César Correa
Por los años 50 y 60 del siglo pasado, en Loja, predominaban las relaciones de producción de carácter feudal, en las que los hacendados eran el equivalente de los señores feudales y los arrimados el de los siervos europeos.
Recuerdo que la Semana Santa se vivía de una manera muy diferente a la actual. En ese entonces todas las actividades de las instituciones se cerraban la semana entera, no había clases ni cumplimiento de las obligaciones laborales. Para la clase dominante eso no significaba pérdida económica, pues, como no pagaba salarios a sus arrimados, no era necesario hacerlos devengar su remuneración. Los almacenes cerraban porque vender en Semana Santa era como venderlo a Jesucristo.
Desde el lunes reinaba un silencio general, un recogimiento espiritual, unos claros sentimientos de luto, que se hacían más fuertes el jueves y el viernes, cuando la mayoría de la población vestía de negro. Durante la semana se realizaban los ejercicios espirituales, con encierro de por lo menos la mañana o la tarde, para hombres y mujeres, por separado, en los que colectivamente se comentaba sobre temas religiosos y cada uno se preparaba para la confesión. Viernes, sábado y domingo se silenciaban las campanas y se llamaba a los ritos mediante las matracas. Era famoso el sermón de las 7 palabras de San Francisco, que duraba 3 horas. En el viacrucis los participantes permanecían de rodillas en cada estación, acongojados, como si en esos momentos estuviera ocurriendo la crucifixión. En la noche del viernes la ciudad entera se trasladaba a la calle Bolívar, que se llenaba, como hoy en el Festival de las Artes Vivas, para hacer el recorrido por las iglesias…
No se sabía ni se oía del descanso obligatorio semanal y anual, ni de afiliación al IESS, ni de las indemnizaciones por despido intempestivo, ni garantía alguna contemplada en el Código del Trabajo.
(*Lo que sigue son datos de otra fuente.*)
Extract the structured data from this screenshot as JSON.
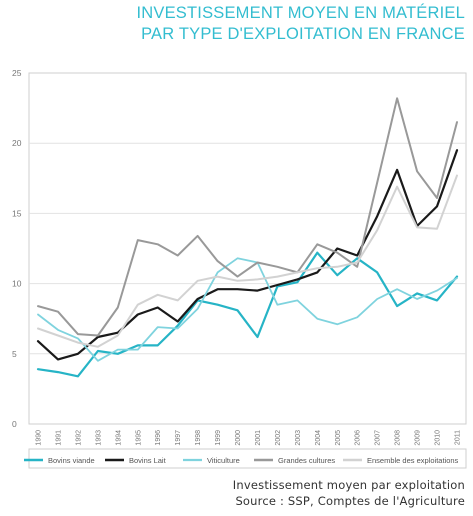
{
  "title": {
    "line1": "INVESTISSEMENT MOYEN EN MATÉRIEL",
    "line2": "PAR TYPE D'EXPLOITATION EN FRANCE"
  },
  "source": {
    "line1": "Investissement moyen par exploitation",
    "line2": "Source : SSP, Comptes de l'Agriculture"
  },
  "chart_data": {
    "type": "line",
    "x": [
      "1990",
      "1991",
      "1992",
      "1993",
      "1994",
      "1995",
      "1996",
      "1997",
      "1998",
      "1999",
      "2000",
      "2001",
      "2002",
      "2003",
      "2004",
      "2005",
      "2006",
      "2007",
      "2008",
      "2009",
      "2010",
      "2011"
    ],
    "ylim": [
      0,
      25
    ],
    "yticks": [
      "0",
      "5",
      "10",
      "15",
      "20",
      "25"
    ],
    "grid": true,
    "legend_position": "bottom",
    "series": [
      {
        "name": "Bovins viande",
        "color": "#26b4c6",
        "width": 2.2,
        "values": [
          3.9,
          3.7,
          3.4,
          5.2,
          5.0,
          5.6,
          5.6,
          7.0,
          8.8,
          8.5,
          8.1,
          6.2,
          9.8,
          10.1,
          12.2,
          10.6,
          11.8,
          10.8,
          8.4,
          9.3,
          8.8,
          10.5
        ]
      },
      {
        "name": "Bovins Lait",
        "color": "#1a1a1a",
        "width": 2.2,
        "values": [
          5.9,
          4.6,
          5.0,
          6.2,
          6.5,
          7.8,
          8.3,
          7.3,
          8.9,
          9.6,
          9.6,
          9.5,
          9.9,
          10.3,
          10.8,
          12.5,
          12.0,
          14.8,
          18.1,
          14.1,
          15.5,
          19.5
        ]
      },
      {
        "name": "Viticulture",
        "color": "#7fd3de",
        "width": 1.8,
        "values": [
          7.8,
          6.7,
          6.1,
          4.5,
          5.3,
          5.3,
          6.9,
          6.8,
          8.2,
          10.8,
          11.8,
          11.5,
          8.5,
          8.8,
          7.5,
          7.1,
          7.6,
          8.9,
          9.6,
          8.9,
          9.5,
          10.4
        ]
      },
      {
        "name": "Grandes cultures",
        "color": "#999999",
        "width": 2.0,
        "values": [
          8.4,
          8.0,
          6.4,
          6.3,
          8.3,
          13.1,
          12.8,
          12.0,
          13.4,
          11.6,
          10.5,
          11.5,
          11.2,
          10.8,
          12.8,
          12.2,
          11.2,
          17.2,
          23.2,
          18.0,
          16.1,
          21.5
        ]
      },
      {
        "name": "Ensemble des exploitations",
        "color": "#d2d2d2",
        "width": 2.0,
        "values": [
          6.8,
          6.3,
          5.8,
          5.5,
          6.3,
          8.5,
          9.2,
          8.8,
          10.2,
          10.5,
          10.2,
          10.3,
          10.5,
          10.8,
          11.1,
          11.2,
          11.5,
          13.8,
          16.9,
          14.0,
          13.9,
          17.7
        ]
      }
    ]
  }
}
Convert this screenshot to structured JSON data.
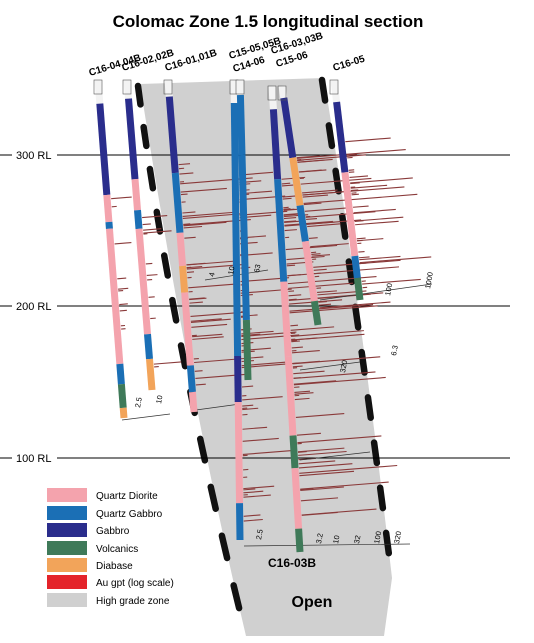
{
  "title": "Colomac Zone 1.5 longitudinal section",
  "colors": {
    "quartz_diorite": "#f4a3ad",
    "quartz_gabbro": "#1b6fb5",
    "gabbro": "#2a2d8c",
    "volcanics": "#3f7a59",
    "diabase": "#f2a45a",
    "au": "#e4232a",
    "au_bar": "#8a3a3a",
    "high_grade_zone": "#d0d0d0",
    "rl_line": "#000000"
  },
  "rl_levels": [
    {
      "label": "300 RL"
    },
    {
      "label": "200 RL"
    },
    {
      "label": "100 RL"
    }
  ],
  "hole_labels": [
    "C16-04,04B",
    "C16-02,02B",
    "C16-01,01B",
    "C15-05,05B",
    "C14-06",
    "C16-03,03B",
    "C15-06",
    "C16-05"
  ],
  "annotations": {
    "callout": "C16-03B",
    "open": "Open"
  },
  "legend": [
    {
      "label": "Quartz Diorite",
      "color": "#f4a3ad"
    },
    {
      "label": "Quartz Gabbro",
      "color": "#1b6fb5"
    },
    {
      "label": "Gabbro",
      "color": "#2a2d8c"
    },
    {
      "label": "Volcanics",
      "color": "#3f7a59"
    },
    {
      "label": "Diabase",
      "color": "#f2a45a"
    },
    {
      "label": "Au gpt (log scale)",
      "color": "#e4232a"
    },
    {
      "label": "High grade zone",
      "color": "#d0d0d0"
    }
  ],
  "scale_ticks": [
    "2.5",
    "10",
    "4",
    "10",
    "63",
    "320",
    "100",
    "1000",
    "6.3",
    "2.5",
    "3.2",
    "10",
    "32",
    "100",
    "320"
  ]
}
En los años 70 se produjo la transición. Los arrimados se convirtieron en asalariados; creció el número de almacenes que contrataba dependientes; en los talleres artesanales, los aprendices reclamaron salario; se hicieron frecuentes los juicios laborales que terminaban con condenas a pagar fuertes indemnizaciones; llegó el influjo ideológico, jurídico, comercial y social de Quito y de la Costa; y, por último, de la televisión, que hizo trizas las costumbres de Semana Santa. Solo el viernes quedó como día de descanso obligatorio, para que las empresas no tuvieran que pagar una semana entera sin que los trabajadores concurrieran a realizar sus labores diarias. La reforma legal se produjo sin que la jerarquía eclesiástica hiciera ni la más pequeña oposición, al fin y al cabo, muchas de las empresas eran de su propiedad y no querían soportar el sacrificio económico para que sus trabajadores pudieran asistir a los ejercicios espirituales y demás ritos. La vida burocrática se hizo más compleja y estresante, de manera que los empleados esperaban el feriado de Semana Santa para salir a descansar en otro lugar, especialmente en los balnearios de la Costa.
La transición implicó que los señores feudales —hacendados, conservadores—, perdieran su hegemonía y fueran reemplazados por la burguesía liberal, con la cual el clero pronto estableció un matrimonio sólido e indisoluble, que ha tenido un alto costo: la progresiva pérdida de credibilidad.
Hoy el espíritu luctuoso ha desaparecido y si bien un alto porcentaje de la población concurre a los ritos de Jueves y Viernes Santo, es también alto el porcentaje de los habitantes de Loja que se dan las buenas vacaciones.